I'm also not sure the order of creating the table on the cluster, and committing a change there, since I think the script would break if it's committed before the table is created, right?
I've scheduled time on May 18th to create the table, and enable the extension (only accessible to a few people).
https://wikitech.wikimedia.org/w/index.php?title=Deployments&type=revision&diff=512849&oldid=512677
@jcrespo, if that's a bad time for me to be adding the table on the centralauth db, let me know and I can reschedule.
Once the table is actually in place (and only has a limited amount of test data), I think I can add/test the redactatron entries to keep it out of labs.
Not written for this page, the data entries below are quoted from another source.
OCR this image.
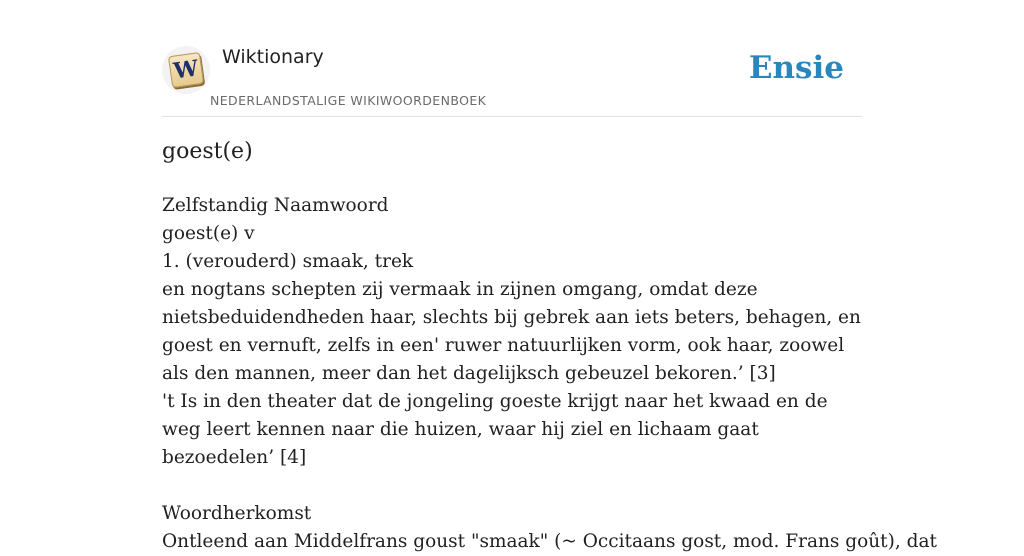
W Wiktionary
NEDERLANDSTALIGE WIKIWOORDENBOEK
Ensie
goest(e)

Zelfstandig Naamwoord

goest(e) v

1. (verouderd) smaak, trek

en nogtans schepten zij vermaak in zijnen omgang, omdat deze nietsbeduidendheden haar, slechts bij gebrek aan iets beters, behagen, en goest en vernuft, zelfs in een' ruwer natuurlijken vorm, ook haar, zoowel als den mannen, meer dan het dagelijksch gebeuzel bekoren.’ [3]

't Is in den theater dat de jongeling goeste krijgt naar het kwaad en de weg leert kennen naar die huizen, waar hij ziel en lichaam gaat bezoedelen’ [4]

Woordherkomst

Ontleend aan Middelfrans goust "smaak" (~ Occitaans gost, mod. Frans goût), dat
@jcrespo If the table should not be in labs, ping me so I can check the replication filters. What is the shard and name of the table?
I am blocking this until I am sure this is safe. Hopefully I can do it before the planned date.
Change 288897 had a related patch set uploaded (by Jcrespo):
Set oathauth_users as a private table
This is a horrible commit that I am doing and it should make you aware of how badly things are regarding filtering. I have commented on T103011#2296587 to try to raise awareness of how bad this is. And we should do T120484 ASAP.
Mentioned in SAL [2016-05-16T11:20:05Z] <jynus> testing create table on s7-master T130700
Filters have been modified and I have even tested creating and dropping the above table. I am no longer a blocker of this table creation.
Given the current state of things I will change https://wikitech.wikimedia.org/wiki/Schema_changes#What_is_not_a_schema_change to reflect I am a blocker on creating new tables, too, until labs workflow gets better.
mysql:wikiadmin@db1041 [centralauth]> CREATE TABLE `oathauth_users` (
-> `id` int(11) NOT NULL,
-> `secret` varbinary(255) DEFAULT NULL,
-> `scratch_tokens` varbinary(511) DEFAULT NULL,
-> PRIMARY KEY (`id`)
-> ) ENGINE=InnoDB DEFAULT CHARSET=binary;
Query OK, 0 rows affected (0.06 sec)The table showed up on slaves, so creation replicated without a problem.